Последних тоже хватало. Всяких. Пузатых насадов, морских, черных от смолы лодий, даже парочка кнорров имелась, то ли свейской, то ли датской сборки. Я в этом разбирался пока что не идеально. Вот Оспак Парус, он бы точно сказал. Еще и мастера-корабела назвал бы. Для него корабли, как для меня — мечи. Глянул — и вся «биография» понятна.

Народу тоже мельтешило немало. Но не сейчас. Нынче только чайки да псы с котами. Последние граждане поспешно втягивались в городские ворота. Понимаю и одобряю. Вон какая орда к городу подплывает. Так что тревожный барабан, бочку, обтянутую бычьей кожей, еще издали слышно. Но это так, предупреждение и общий сбор. Была бы опасность реальная, а не предположительная, уже не кожа звала бы, а звонкое медное било.
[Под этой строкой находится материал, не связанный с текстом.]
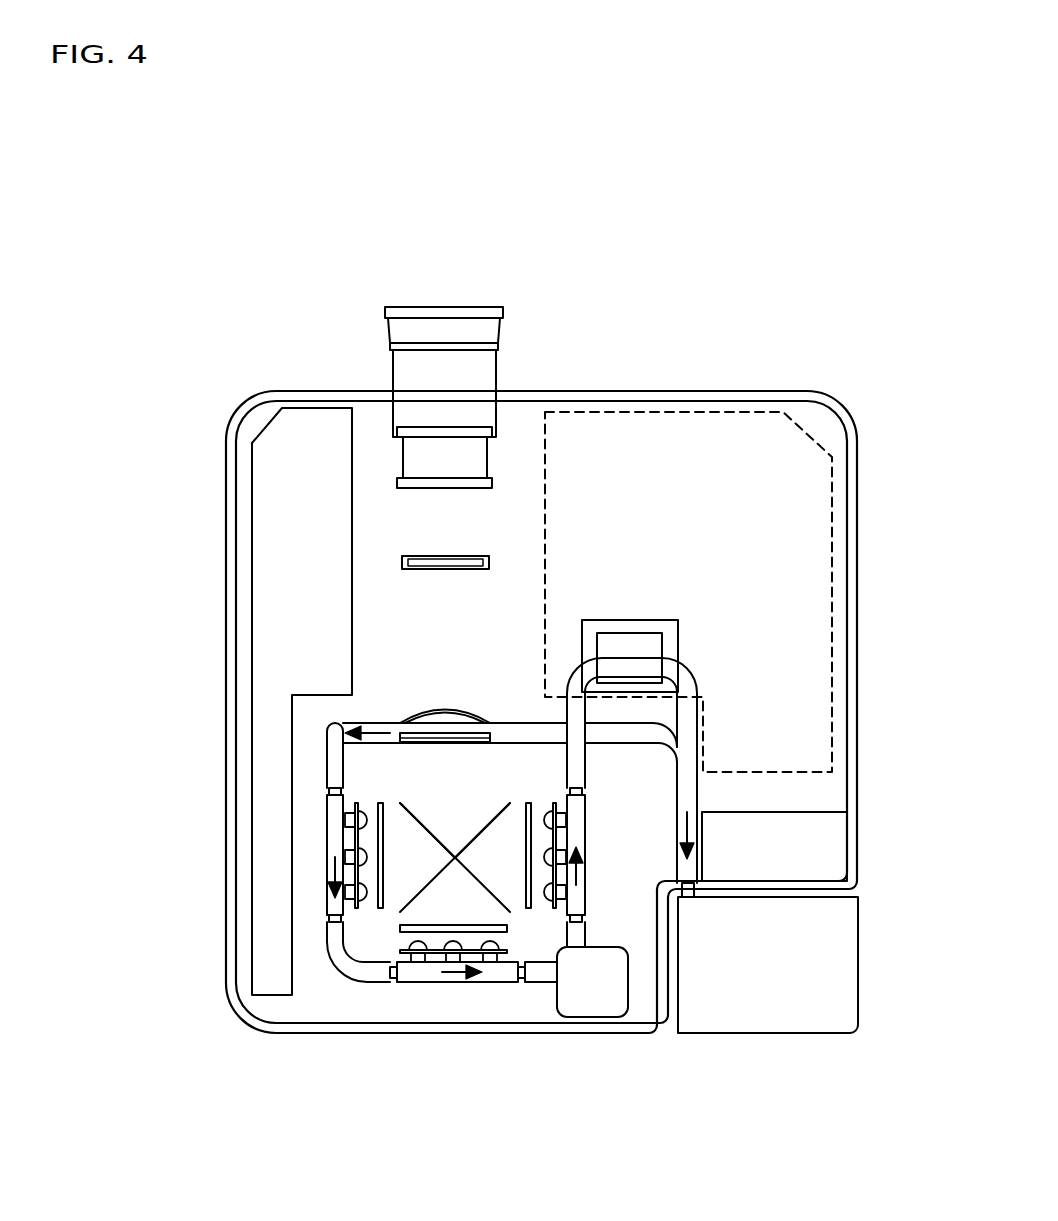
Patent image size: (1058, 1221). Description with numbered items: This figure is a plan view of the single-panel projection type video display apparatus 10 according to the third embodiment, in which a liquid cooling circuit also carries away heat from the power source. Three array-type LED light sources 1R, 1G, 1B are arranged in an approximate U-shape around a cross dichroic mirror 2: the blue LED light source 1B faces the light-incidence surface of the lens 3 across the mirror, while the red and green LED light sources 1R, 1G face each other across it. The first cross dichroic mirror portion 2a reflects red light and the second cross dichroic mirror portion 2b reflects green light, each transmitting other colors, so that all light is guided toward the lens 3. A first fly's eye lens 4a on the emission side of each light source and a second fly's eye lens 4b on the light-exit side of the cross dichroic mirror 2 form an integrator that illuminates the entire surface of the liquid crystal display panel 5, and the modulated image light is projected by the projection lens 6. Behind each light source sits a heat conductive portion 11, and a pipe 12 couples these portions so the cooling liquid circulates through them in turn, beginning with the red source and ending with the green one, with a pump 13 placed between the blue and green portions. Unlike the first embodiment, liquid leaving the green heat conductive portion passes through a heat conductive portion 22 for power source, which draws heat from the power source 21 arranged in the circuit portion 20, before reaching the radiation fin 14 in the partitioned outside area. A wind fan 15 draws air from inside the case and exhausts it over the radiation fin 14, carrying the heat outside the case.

The projection type video display apparatus 10 is at (877, 633).
The circuit portion 20 is at (262, 467).
The projection lens 6 is at (490, 373).
The liquid crystal display panel 5 is at (402, 558).
The power source 21 is at (618, 628).
The heat conductive portion for power source 22 is at (650, 660).
The pipe 12 is at (332, 735).
The lens 3 is at (410, 706).
The second fly's eye lens 4b is at (490, 735).
The cross dichroic mirror 2 is at (170, 745).
The first cross dichroic mirror portion 2a is at (510, 802).
The second cross dichroic mirror portion 2b is at (400, 803).
The first fly's eye lens 4a is at (378, 905).
The heat conductive portion 11 is at (332, 833).
The LED light source 1R is at (360, 900).
The LED light source 1G is at (554, 912).
The LED light source 1B is at (408, 948).
The pump 13 is at (583, 1008).
The wind fan 15 is at (835, 847).
The radiation fin 14 is at (775, 1027).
Мы двигались не спеша. Мимо прилипших к берегу бань, мимо шестов с рыбацкими сетями, мимо покосившихся мостков и низеньких сараюшек. Весь берег посверкивал в вечернем солнце снежком рыбьей чешуи. И запашок тухлой рыбы дотягивался до носов даже через двадцать саженей воды. Пользуясь тем, что «Клык Фреки» шел первым, я направил его к самому главному, пустующему «княжескому» причалу. Тому, что напротив ворот. Встали аккуратно, мягко прижавшись бортом к сброшенным мешкам-кранцам. Варяжата Борич и Влиск спрыгнули с борта, поймали канаты, подтянули, закрепили. С другой стороны, чуть позже, но так же аккуратно приник к причалу двадцатичетырехрумовый флагман Скульда.


Наместник Новгорода. Ого! Сюрприз. Наместником оказался мой давний знакомец Турбой. Жив, скотиняка. Надо полагать, у Рюрика острая проблема с кадрами, если он поставил на этот важный пост бывшего воеводу своего давнего оппонента Водимира.
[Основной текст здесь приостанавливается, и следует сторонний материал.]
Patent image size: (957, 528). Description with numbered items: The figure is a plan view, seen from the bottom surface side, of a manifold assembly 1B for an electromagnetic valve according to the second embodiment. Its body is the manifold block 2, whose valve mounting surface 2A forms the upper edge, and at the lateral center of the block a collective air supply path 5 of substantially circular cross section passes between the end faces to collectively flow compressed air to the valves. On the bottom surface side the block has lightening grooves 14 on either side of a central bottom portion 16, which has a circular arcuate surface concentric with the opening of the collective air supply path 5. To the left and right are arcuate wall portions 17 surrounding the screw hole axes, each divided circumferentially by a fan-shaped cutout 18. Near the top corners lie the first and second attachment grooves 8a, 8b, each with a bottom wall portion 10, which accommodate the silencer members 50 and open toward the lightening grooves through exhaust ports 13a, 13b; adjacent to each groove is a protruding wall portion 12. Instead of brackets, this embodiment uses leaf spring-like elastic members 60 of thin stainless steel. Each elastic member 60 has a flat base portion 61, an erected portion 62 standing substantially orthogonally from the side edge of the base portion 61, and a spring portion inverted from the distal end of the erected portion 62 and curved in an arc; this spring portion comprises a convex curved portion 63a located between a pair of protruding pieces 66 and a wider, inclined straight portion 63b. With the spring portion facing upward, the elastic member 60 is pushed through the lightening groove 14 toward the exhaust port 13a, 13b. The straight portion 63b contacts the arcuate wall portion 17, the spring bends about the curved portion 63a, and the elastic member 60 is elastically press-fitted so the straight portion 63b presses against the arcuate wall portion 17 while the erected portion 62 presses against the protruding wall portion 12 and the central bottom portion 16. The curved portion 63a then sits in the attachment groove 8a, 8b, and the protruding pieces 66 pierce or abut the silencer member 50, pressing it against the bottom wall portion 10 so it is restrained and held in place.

— Что надо? — не потрудившись поздороваться, буркнул мой давний нетоварищ. Впрочем, понять его можно. Я его брата убил, как-никак. Любви такое не прибавляет.

— Вижу, вежливости тебя так и не научили, — заметил я. — Может, мне это исправить?
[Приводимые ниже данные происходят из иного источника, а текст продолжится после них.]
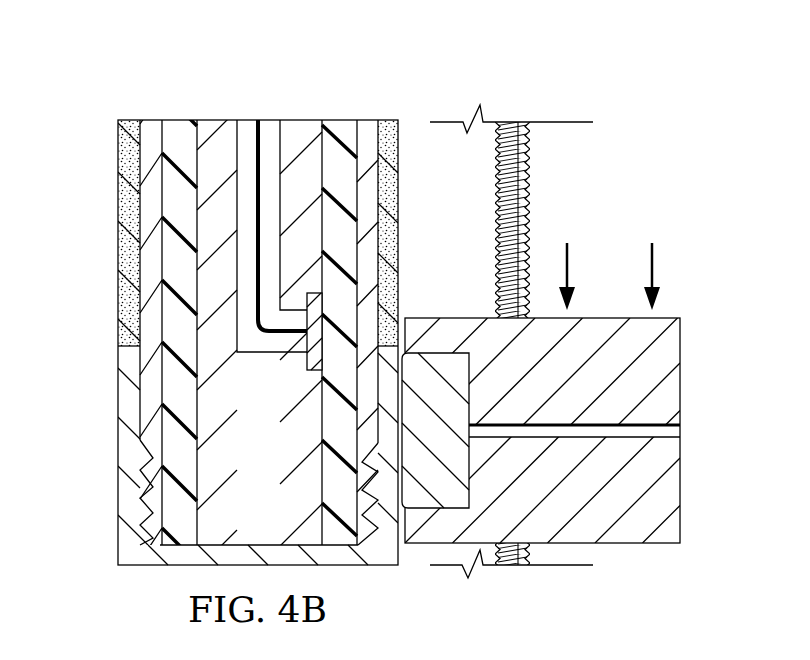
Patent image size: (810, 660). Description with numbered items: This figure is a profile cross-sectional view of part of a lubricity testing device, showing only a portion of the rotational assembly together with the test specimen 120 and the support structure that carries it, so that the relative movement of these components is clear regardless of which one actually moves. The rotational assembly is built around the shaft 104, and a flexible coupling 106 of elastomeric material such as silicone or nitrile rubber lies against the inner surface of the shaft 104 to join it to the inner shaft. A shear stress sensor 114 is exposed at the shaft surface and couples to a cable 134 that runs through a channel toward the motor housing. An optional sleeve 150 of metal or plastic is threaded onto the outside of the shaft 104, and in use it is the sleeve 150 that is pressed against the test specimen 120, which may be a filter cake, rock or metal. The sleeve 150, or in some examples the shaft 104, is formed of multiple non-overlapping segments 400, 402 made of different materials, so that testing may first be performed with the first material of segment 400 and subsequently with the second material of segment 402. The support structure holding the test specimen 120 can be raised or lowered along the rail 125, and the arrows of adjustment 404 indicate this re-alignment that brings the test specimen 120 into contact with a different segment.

The shaft 104 is at (365, 130).
The flexible coupling 106 is at (177, 120).
The shear stress sensor 114 is at (308, 364).
The test specimen 120 is at (460, 467).
The rail 125 is at (532, 185).
The cable 134 is at (263, 138).
The sleeve 150 is at (130, 120).
The segment 400 is at (108, 220).
The segment 402 is at (108, 418).
The adjustment 404 is at (569, 270).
— Я — наместник князя Рюрика!

— Надо же. А не похож!

— А на кого я, по-твоему, похож?

Ну, ты сам спросил.

— На здоровенный кусок говорящего дерьма!

Не понравилось. Аж побагровел. И компания за его спиной тоже восторга не выразила. Но отвечать мне никто не рискнул. Включая Турбоя.

— Уходи, нурман, — буркнул Турбой. — Не хочу крови.

— И куда мне, по-твоему, идти?

— А куда хочешь! Лишь бы отсюда подальше.

Тем временем на причал выбрался Сутулый. Встал рядом, поинтересовался:

— Что говорит этот?

— Говорит, нам здесь не рады.

Ярл Сигурда ухмыльнулся:

— Так давай его убьем!

— Думаешь, это его развеселит?

— Да тьфу на него! Главное, меня порадует!

— Я тебя не знаю, человек Севера! — на неплохом скандинавском вмешался Турбой. — Но ты можешь остаться. Новгород всегда рад таким гостям, как ты!

Сутулый покосился на меня.

Я молчал.

— Меня зовут Скульд-ярл, — представился викинг. — И я здесь по поручению Сигурда Рагнарсона.

— О сыне Рагнара мы слышали, — с достоинством отозвался Турбой. На меня он не глядел. — Ты пришел торговать?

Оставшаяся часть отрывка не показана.